The resulting executable immediately crashes with this stack trace (provided I set export MALLOC_CONF="prof:true" to activate JEMALLOC heap profiling):
(gdb) bt
#0 0x000000000031453c in pthread_kill ()
#1 0x00000000002ed176 in raise ()
#2 0x00000000002ed520 in abort ()
#3 0x00000000002d3de0 in uw_init_context_1[cold] ()
#4 0x00000000002d3cec in _Unwind_Backtrace ()
#5 0x00000000002ae51e in je_prof_boot2 ()
#6 0x000000000024460b in malloc_init_hard ()
#7 0x000000000024611d in je_malloc_default ()
#8 0x000000000036ebbb in _dl_get_origin ()
#9 0x0000000000377ad7 in _dl_non_dynamic_init ()
#10 0x00000000002d64da in __libc_init_first ()
#11 0x00000000002d80da in __libc_start_main_impl ()

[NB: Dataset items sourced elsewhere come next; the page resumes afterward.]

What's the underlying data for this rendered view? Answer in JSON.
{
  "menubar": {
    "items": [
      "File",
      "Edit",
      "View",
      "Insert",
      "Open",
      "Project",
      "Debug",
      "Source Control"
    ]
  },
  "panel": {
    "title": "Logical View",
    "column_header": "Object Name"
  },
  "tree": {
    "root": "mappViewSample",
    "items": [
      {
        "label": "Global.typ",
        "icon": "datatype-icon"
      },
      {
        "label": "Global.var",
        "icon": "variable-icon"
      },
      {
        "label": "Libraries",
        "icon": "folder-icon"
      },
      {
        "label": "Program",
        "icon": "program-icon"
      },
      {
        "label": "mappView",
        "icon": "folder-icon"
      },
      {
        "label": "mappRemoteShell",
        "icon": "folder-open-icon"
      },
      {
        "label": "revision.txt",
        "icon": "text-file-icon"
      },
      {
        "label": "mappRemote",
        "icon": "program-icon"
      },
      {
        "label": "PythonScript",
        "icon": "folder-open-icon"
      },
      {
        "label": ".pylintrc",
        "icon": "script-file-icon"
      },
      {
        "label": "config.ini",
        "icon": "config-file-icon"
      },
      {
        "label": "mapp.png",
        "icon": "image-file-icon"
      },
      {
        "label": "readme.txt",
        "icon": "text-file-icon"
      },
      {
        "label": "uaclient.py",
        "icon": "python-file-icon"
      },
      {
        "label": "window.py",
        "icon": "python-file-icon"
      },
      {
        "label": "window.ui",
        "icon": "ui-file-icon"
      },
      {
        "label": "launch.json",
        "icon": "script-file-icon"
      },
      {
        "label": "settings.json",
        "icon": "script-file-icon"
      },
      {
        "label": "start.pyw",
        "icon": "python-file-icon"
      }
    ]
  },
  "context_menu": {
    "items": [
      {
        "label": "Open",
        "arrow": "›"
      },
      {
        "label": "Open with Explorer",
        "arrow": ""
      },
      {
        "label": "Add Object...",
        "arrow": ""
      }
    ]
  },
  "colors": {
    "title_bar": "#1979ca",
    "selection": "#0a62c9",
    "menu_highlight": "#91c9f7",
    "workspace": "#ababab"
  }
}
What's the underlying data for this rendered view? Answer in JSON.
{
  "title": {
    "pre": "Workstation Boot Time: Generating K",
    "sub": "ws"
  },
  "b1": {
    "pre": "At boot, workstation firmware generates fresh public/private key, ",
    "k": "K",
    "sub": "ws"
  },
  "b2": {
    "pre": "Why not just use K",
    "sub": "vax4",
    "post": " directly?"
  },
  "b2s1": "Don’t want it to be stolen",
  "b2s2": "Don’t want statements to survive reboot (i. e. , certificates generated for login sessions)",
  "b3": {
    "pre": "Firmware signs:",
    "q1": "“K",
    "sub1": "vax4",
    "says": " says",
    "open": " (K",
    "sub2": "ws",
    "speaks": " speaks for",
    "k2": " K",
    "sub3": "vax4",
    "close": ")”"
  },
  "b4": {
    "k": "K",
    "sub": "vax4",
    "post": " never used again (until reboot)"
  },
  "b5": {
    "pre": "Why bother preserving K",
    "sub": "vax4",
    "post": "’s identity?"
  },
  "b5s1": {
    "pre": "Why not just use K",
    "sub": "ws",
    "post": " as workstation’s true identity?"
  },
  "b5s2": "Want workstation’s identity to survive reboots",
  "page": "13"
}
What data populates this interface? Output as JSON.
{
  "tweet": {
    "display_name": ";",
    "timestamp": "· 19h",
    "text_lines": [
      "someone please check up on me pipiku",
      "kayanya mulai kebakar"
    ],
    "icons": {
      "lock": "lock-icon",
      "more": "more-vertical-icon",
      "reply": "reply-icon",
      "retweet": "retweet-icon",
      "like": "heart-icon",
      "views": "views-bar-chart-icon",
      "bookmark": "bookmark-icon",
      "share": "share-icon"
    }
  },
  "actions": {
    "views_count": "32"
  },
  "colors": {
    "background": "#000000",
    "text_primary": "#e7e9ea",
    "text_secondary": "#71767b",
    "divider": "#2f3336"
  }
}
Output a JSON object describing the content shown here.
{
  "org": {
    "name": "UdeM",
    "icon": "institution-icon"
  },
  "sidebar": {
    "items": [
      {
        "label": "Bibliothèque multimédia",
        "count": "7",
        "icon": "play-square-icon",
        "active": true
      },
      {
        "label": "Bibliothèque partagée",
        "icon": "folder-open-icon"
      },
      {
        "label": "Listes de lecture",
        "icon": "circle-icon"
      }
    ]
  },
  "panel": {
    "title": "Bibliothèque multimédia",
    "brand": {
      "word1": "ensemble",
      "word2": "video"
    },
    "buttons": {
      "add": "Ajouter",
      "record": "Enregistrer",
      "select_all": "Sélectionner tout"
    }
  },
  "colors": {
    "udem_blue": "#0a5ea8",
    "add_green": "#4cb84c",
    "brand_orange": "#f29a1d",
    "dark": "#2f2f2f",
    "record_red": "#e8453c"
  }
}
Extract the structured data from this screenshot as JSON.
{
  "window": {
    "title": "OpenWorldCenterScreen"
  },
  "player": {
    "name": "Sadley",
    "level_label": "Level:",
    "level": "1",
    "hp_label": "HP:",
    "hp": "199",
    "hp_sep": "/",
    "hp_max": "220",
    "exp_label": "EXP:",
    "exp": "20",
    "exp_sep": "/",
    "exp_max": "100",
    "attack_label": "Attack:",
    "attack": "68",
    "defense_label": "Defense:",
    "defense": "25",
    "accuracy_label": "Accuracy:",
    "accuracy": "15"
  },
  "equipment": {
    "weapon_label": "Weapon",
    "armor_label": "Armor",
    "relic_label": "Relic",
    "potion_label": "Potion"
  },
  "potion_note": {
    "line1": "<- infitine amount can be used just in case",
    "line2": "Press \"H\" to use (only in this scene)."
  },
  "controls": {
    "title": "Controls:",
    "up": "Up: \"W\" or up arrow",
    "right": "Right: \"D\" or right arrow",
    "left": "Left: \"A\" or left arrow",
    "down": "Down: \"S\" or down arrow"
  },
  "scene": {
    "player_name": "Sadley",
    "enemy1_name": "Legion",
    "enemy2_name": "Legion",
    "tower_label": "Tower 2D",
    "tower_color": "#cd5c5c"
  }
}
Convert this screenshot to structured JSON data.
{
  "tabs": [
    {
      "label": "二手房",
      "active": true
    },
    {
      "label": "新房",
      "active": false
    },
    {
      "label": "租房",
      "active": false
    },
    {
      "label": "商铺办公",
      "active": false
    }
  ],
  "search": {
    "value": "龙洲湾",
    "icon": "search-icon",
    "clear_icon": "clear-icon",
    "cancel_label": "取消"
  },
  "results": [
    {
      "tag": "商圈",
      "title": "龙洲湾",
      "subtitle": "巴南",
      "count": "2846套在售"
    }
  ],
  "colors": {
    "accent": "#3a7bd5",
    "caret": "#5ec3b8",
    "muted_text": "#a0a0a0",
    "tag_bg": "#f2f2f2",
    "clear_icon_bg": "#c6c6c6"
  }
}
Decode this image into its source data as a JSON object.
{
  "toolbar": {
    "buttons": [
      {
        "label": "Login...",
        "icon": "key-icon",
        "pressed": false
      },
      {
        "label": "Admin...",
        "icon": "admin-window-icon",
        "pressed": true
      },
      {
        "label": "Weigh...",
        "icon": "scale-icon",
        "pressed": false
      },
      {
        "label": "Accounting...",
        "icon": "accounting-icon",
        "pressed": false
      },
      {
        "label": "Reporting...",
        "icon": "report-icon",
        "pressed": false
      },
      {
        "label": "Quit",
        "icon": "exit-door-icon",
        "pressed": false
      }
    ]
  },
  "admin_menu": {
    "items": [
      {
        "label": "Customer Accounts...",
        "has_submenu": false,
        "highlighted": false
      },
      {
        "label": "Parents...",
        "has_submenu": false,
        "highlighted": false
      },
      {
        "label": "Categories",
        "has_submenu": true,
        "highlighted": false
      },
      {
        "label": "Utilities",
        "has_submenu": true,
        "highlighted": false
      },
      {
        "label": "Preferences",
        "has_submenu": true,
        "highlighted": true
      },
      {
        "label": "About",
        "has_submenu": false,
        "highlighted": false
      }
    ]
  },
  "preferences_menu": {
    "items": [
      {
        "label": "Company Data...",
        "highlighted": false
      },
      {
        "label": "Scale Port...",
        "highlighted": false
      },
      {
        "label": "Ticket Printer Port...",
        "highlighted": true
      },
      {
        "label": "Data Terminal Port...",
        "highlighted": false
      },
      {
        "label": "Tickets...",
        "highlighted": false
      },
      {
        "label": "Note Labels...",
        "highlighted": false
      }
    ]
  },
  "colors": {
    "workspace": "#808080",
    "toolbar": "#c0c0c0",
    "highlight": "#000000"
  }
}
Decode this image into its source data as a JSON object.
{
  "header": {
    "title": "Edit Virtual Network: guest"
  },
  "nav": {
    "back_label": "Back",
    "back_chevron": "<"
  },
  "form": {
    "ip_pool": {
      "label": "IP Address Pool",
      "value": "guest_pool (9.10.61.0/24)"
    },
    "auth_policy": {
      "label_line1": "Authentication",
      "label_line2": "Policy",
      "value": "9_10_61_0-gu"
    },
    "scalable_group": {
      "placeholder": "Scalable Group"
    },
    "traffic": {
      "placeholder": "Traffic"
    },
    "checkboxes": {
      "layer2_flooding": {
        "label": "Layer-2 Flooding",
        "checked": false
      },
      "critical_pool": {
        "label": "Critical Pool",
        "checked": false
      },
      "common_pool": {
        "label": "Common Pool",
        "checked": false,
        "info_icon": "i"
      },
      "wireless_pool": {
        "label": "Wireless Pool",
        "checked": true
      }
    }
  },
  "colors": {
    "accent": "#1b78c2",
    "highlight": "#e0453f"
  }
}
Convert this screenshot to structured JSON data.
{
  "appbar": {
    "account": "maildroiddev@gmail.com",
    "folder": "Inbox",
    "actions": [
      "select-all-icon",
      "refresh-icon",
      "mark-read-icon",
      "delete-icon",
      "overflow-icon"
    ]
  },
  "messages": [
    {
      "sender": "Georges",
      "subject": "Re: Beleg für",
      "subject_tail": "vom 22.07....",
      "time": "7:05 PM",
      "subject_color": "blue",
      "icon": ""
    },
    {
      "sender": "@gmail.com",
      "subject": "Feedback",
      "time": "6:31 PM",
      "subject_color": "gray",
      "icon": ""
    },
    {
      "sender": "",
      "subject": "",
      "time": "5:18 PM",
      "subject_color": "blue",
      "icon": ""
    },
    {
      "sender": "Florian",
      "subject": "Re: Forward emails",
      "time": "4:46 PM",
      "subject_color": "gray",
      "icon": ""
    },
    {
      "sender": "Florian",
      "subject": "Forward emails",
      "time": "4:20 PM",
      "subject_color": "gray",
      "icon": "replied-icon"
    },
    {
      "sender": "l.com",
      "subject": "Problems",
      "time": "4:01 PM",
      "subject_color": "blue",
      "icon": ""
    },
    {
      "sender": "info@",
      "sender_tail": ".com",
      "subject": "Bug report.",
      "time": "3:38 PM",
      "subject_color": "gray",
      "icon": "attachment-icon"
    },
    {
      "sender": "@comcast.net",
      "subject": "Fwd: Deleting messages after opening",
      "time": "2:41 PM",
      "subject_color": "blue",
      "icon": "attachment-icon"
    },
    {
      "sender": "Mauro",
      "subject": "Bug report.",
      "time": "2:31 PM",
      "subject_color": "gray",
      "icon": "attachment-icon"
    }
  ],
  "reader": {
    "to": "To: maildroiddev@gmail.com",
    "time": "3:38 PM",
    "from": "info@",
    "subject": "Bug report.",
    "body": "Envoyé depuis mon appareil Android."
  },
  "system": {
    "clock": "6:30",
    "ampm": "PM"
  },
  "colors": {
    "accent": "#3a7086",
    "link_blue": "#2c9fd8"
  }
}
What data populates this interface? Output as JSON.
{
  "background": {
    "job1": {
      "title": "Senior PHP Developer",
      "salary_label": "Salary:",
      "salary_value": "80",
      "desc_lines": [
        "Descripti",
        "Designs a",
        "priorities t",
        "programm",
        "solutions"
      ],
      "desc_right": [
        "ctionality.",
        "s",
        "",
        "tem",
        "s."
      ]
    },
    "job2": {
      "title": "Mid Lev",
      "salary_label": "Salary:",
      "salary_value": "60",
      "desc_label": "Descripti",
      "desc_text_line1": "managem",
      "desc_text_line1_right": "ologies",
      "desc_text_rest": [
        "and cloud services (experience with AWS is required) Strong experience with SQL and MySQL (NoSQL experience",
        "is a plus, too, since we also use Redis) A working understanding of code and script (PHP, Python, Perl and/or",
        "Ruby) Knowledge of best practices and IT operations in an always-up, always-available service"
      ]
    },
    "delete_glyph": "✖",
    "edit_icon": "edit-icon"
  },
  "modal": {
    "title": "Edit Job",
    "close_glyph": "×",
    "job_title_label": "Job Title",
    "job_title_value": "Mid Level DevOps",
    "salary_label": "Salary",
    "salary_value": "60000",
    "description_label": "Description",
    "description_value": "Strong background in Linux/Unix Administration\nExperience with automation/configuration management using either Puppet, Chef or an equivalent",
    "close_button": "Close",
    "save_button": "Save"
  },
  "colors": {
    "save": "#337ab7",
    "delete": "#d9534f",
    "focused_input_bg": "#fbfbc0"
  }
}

#12 0x000000000023e925 in _start ()
The test program is almost certainly not minimal, since the code in main is not even run, we are in the initialization code before main. I have another, larger example, where we build a whole application using alpine linux and libmusl with static executables. There it does not crash but gets into a deadlock in pretty much the same situation, since malloc_init_hard calls the libunwind initialization routines, which in turn seems to call malloc, which tries again to initialize using malloc_init_hard.